礒合法律事務所「法律相談室」
2014年の7月に長崎県佐世保市で15歳の高校1年生の女子生徒が友人を工具で殴り、首を絞め窒息死させた後、頭部と手首を切断するという悲惨な事件が起きました。加害者の年齢、珍しい生活環境、加害行為の残虐さ、自他共に認識されていた以前からの殺人願望、などもあり、加害者の家庭環境も当然注目を浴びました。事件発生後に加害者の父親はいずれ何らかの形で社会に復帰する娘を残し自殺しました。
日本では未成年者は言うまでもなく、すでに十分「成熟」した子供の犯罪行為への社会的・道徳的責任を一方的に保護者に押し付ける傾向があります。子育に関わった経験が無いにも関わらず寝起きの顔でメディアに登場し勝手に「子育ての基本」、「親と子の本来あるべき姿」等を偉そうに語る「文化人」、「コメンテーター」と呼ばれる人々もいます。

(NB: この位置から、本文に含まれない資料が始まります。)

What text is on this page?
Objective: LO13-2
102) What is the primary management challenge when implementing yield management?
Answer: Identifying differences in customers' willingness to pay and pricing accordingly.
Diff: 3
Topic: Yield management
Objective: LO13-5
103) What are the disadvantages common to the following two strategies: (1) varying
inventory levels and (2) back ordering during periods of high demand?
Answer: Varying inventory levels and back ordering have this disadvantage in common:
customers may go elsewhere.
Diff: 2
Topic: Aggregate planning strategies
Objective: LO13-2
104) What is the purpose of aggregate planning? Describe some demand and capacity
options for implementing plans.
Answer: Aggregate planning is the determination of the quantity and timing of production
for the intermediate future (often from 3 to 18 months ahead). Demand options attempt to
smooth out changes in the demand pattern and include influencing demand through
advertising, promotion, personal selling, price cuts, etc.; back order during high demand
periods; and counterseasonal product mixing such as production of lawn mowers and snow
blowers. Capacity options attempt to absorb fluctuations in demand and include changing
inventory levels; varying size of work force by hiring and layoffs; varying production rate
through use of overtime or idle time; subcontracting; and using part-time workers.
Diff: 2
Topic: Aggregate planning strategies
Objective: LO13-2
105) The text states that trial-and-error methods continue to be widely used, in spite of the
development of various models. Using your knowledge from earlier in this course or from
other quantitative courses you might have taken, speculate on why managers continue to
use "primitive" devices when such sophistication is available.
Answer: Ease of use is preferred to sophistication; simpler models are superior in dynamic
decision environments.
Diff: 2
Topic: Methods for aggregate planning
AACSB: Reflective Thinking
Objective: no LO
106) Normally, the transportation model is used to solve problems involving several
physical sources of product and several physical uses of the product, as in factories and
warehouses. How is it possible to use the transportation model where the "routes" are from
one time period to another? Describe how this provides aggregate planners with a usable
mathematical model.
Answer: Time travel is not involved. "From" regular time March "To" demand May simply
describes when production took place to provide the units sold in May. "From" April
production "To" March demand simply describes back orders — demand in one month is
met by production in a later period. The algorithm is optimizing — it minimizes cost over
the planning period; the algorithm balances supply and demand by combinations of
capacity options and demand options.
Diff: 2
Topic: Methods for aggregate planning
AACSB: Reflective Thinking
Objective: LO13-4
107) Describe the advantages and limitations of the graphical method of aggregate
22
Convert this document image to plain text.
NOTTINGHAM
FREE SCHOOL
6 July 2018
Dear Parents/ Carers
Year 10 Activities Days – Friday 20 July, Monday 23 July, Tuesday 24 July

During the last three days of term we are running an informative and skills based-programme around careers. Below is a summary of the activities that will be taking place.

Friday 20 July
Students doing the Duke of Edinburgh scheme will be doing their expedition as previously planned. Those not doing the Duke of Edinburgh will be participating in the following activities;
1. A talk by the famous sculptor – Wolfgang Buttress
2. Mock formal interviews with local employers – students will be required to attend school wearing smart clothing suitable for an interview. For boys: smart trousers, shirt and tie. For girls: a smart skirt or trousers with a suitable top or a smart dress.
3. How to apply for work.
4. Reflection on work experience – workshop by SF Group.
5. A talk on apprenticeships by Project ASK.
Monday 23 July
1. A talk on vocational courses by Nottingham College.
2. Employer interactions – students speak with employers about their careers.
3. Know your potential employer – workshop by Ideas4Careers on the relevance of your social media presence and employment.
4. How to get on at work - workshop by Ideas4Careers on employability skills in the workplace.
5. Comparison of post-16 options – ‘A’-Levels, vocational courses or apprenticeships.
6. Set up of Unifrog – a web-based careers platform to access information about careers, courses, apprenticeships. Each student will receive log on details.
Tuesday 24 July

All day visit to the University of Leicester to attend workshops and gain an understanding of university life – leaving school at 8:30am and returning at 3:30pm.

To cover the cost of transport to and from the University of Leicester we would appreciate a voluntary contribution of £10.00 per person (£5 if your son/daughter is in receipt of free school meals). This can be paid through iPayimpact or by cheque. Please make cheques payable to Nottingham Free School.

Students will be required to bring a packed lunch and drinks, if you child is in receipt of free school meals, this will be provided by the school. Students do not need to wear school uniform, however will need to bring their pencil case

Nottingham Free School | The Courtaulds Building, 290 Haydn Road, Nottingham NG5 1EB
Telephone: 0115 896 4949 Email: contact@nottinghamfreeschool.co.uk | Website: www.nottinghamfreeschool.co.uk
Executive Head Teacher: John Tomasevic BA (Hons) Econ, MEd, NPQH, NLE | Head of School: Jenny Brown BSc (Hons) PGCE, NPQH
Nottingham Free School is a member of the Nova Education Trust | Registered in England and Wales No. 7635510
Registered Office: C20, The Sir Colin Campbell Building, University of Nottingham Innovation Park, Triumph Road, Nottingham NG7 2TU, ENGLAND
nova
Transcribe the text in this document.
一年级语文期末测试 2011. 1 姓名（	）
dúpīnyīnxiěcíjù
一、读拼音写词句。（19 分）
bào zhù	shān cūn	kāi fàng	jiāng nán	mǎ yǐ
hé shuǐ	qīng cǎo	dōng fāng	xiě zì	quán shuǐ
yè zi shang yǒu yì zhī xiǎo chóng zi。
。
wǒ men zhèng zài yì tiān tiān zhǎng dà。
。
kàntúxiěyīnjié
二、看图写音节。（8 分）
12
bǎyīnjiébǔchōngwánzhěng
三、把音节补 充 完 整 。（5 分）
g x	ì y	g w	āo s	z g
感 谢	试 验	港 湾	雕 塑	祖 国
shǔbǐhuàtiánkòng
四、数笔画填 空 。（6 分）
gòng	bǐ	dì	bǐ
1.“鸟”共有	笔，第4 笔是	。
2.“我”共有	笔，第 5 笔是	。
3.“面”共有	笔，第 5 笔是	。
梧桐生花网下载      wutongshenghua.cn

ニューヨーク州では未成年者(minor)の犯罪行為に起因する第三者への「人身」損害への直接的な賠償責任は保護者にはありません。それゆえ自身の15歳の子供が学校に拳銃を持ち込み同級生を射殺した場合、加害者の保護者へは被害者の不法致死(wrongful death)等への損害賠償責任は自動的には発生しません。ただし例外はあります。犯罪に使用された凶器を保護者が与えた場合、もしくは直接は与えてはいないが、未成年者によるその危険物保持の知識が保護者にあり、その危険物の使用を管理・規制できる状況にあった場合です。この場合、自身の子供による危険物を使用した不法行為を第三者から守るという一般義務の不履行、つまり過失があった、と見なされ、結果的に保護者には人身損害賠償責任を問われる可能性があります。未成年者が拳銃等の危険物を入手する方法は様々ですが、親が「人殺しをしてこい」と拳銃を子供に渡す場合は、ばかな親の過失が見受けられますが、仮に子供が自身の部屋に拳銃を隠しもっており、保護者にその知識が無い場合でも、その危険物の存在が通常の合理的な範囲での保護者による子供部屋へのアクセスにより発見されたであろうと見なされた場合、親には過失があったと見なされる可能性もあります。保護者が損害賠償責任を問われるもう一つの例外は保護者に未成年者の危険な性質の知識があった場合です。自身の子供の危険な性質を認知していたにも関わらず、第三者へ危害を与える事を合理的な範囲で阻止しなかった、という理由で過失があったと見なされる事があります。重要点である子供の「危険」な性質の知識の有無はケースバイケースで判断されますが、ニューヨーク州では通常は漠然とした「うちの子は気性が激しく暴力的」という一般的な性質の知識の有無は十分ではなく、具体的に「○○を行う危険性がある」という具体的知識の有無の証明が必要です。このため過去にナイフで第三者を殺傷した未成年者が今度は拳銃で第三者を殺害した場合、保護者へ人身損害賠償責任を問う者は、加害者の親は「過去のナイフによる殺傷の事例により、今回の(拳銃による)事件を起こす可能性があることは分かっていたはずである」ではなく、具体的に保護者の「拳銃の使用による加害行為発生の可能性の知識があった」と主張する必要があります。
(弁護士 礒合俊典)
◇ ◇ ◇
(お断り) 本記事は一般的な法律情報の提供を目的としており、法律アドバイスとして利用されるためのものではありません。法的アドバイスが必要な方は各法律事務所へ直接ご相談されることをお勧めします。